Security researchers at Kaspersky have identified multiple applications on both the App Store and Google Play that contain a form of malware specifically designed to steal cryptocurrency information. These apps were found to incorporate a malicious software development kit (SDK) that employs optical character recognition (OCR) to capture “crypto wallet recovery phrases” from screenshots saved on users’ smartphones. Notably, this marks the first detection of cryptocurrency-stealing malware in apps hosted on Apple’s App Store.
Malicious SDK Targets Crypto Wallet Information via Screenshots
A comprehensive technical report released on Thursday disclosed that no fewer than 18 Android applications have been compromised by the SparkCat SDK, with 10 iOS applications found infected on the App Store.

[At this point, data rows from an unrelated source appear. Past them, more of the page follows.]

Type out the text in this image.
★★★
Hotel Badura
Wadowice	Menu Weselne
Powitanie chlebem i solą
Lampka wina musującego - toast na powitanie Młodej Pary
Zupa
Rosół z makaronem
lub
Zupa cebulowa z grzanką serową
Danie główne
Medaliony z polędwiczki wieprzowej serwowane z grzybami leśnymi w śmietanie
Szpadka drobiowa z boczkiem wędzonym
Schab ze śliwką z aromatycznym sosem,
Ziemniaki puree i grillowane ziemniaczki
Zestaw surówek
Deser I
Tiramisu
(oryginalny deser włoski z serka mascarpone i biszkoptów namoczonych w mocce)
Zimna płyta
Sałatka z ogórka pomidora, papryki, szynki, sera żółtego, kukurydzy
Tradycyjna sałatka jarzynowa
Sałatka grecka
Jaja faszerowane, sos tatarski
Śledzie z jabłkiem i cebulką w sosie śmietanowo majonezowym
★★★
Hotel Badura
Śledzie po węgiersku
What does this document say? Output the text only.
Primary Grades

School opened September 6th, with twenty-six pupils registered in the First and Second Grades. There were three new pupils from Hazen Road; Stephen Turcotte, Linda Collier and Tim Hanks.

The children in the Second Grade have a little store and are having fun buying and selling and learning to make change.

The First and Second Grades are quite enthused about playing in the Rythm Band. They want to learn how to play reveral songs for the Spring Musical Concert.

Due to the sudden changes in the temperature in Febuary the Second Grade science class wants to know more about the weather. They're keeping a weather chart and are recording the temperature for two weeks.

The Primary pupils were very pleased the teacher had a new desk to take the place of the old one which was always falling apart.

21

Researchers noted that the total number of downloads for the affected Android apps exceeded 242,000.
Infected applications from the Play Store (left) and App Store
Photo Credit: Kaspersky
Some of the compromised applications appeared to be legitimate, while others, particularly those featuring AI-enhanced messaging functions, were created to lure users into downloading the potentially harmful software. Kaspersky also reported that several of the detected Android apps remained available for download via the Play Store at the time the report was published.
Researchers have not yet established whether these apps were intentionally infected by their developers or if they were affected by a supply chain attack. At this point, neither Apple nor Google has made a public statement regarding the discovery of these malicious apps in their app stores.
Once downloaded, these harmful applications utilize OCR technology to identify and extract text from saved images. Upon detecting a cryptocurrency wallet recovery phrase, the app uploads the image to an Amazon cloud server and sends a notification to the attacker’s server to signal the discovery.
Although Google and Apple have taken steps to remove most of the identified apps from their stores, users who had previously downloaded them will need to manually uninstall the applications from their devices. It is advised that individuals store their cryptocurrency wallet recovery phrases securely in password managers or applications that offer encrypted note storage, rather than keeping them in screenshots that can be accessed by malicious apps with storage or camera permissions.